Specifically, the yarn is Lana Grossa Meilenweit. It's 80% wool, 20 % polyester. I used 4 balls (2 of each color) with some leftover

I started another weaving project:

This one is also woven on the rigid heddle - no I did not get the 4-shaft warped...yet. The yarn is Drops 100% Alpaca. My goal for this is a softer scarf (and a colorful one!) but the alpaca may not have been the best choice for a warp yarn. I've had one occasion where one ply got cut by the heddle, and I didn't notice it until the loose ply got backed up behind the heddle, leaving one thin warp yarn. I was able to wrap the loose ply around the other one and carefully continued to weave. Fortunately this won't be a long scarf, but it's a lesson learned about using a soft yarn that doesn't stand up to abrasion in the warp. I kind of knew this already from reading weaving books, but I threw caution the wind on this project. I'm also gambling on having enough yarn left. I only had one ball of each color (orange, brown, and gray) so I purposely designed this plaid to use all three colors evenly between warp and weft. We'll see if my calculations were correct!

I finished sewing a top:

The pattern is New Look 6150, although I used the pattern from the Meine Nähmode magazine, a German magazine that republishes Simplicity and New Look patterns.

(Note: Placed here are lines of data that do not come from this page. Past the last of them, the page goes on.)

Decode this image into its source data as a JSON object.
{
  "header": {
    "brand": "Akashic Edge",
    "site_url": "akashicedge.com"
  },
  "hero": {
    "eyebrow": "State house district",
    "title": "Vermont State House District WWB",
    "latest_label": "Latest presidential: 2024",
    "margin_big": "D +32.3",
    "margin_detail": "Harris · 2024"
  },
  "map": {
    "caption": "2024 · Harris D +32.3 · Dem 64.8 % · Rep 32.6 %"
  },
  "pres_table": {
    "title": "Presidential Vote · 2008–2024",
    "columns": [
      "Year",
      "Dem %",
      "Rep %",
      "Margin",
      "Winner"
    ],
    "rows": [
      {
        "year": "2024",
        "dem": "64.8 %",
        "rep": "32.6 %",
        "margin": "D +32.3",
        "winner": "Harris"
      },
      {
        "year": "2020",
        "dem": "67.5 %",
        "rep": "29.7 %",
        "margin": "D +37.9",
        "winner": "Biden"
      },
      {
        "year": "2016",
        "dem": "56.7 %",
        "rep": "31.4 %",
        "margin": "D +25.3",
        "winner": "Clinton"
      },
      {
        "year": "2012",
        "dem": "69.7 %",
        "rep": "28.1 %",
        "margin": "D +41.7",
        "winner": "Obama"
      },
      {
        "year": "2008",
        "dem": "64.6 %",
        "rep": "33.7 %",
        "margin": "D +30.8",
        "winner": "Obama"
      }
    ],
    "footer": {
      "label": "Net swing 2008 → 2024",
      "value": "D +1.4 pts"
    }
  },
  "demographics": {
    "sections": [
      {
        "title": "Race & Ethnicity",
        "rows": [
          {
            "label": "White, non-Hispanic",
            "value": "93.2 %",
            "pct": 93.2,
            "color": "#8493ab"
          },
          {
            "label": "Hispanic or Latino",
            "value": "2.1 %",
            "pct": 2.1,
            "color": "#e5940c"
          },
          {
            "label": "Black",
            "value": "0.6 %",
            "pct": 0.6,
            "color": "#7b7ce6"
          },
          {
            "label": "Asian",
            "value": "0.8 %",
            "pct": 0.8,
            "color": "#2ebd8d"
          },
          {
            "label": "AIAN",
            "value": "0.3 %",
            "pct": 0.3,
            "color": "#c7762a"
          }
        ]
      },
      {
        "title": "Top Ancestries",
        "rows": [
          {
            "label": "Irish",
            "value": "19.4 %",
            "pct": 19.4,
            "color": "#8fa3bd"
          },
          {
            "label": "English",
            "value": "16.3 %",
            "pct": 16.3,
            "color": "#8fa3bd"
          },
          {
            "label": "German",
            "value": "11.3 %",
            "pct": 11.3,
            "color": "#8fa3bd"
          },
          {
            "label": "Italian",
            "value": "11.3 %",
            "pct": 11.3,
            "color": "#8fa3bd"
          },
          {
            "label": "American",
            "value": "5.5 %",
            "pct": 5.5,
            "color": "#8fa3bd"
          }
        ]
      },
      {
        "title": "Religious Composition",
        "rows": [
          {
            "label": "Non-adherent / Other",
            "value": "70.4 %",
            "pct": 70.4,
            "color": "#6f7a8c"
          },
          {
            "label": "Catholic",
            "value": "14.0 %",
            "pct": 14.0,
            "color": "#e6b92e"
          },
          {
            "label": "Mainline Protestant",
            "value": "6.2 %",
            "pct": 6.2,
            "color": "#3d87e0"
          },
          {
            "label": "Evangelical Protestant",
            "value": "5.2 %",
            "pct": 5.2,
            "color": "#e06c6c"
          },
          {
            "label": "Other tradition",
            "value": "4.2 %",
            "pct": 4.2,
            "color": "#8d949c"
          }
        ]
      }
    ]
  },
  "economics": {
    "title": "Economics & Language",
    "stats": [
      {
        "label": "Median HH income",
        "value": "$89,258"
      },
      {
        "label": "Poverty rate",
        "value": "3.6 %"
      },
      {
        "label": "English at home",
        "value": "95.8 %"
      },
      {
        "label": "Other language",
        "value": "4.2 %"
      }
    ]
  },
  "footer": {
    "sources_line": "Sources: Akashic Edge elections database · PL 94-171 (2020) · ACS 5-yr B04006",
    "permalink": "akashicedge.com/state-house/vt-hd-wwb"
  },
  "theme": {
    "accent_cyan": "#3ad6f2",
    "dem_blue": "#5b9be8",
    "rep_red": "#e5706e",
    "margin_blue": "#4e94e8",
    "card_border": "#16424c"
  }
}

The fabric is a rayon knit, purchased locally. I was hoping to make a casual type top but the fabric is thinner and has more drape than I envisioned in my head. I see wearing this top under a suit jacket, though I don't have the occasion to wear suits right now.

The top was fairly easy to sew. I had some difficulty understanding the German instructions for the collar but fortunately Pattern Review came to the rescue. I wasn't the first person to have difficulty...even in English. If you're sewing the same pattern, or one similar, here is a link to a discussion on how to sew the collar.

And finally, I started a new sewing project. I'm making this jacket from the August 2011 Burda Style magazine:

I've gotten as far as tracing the pattern, which you know is not a  small task if you've ever used the Burda magazine patterns.

* I was not compensated in any way to pitch the fringe twister or the online store; however, I do like the items I have bought from them and think they have very good prices.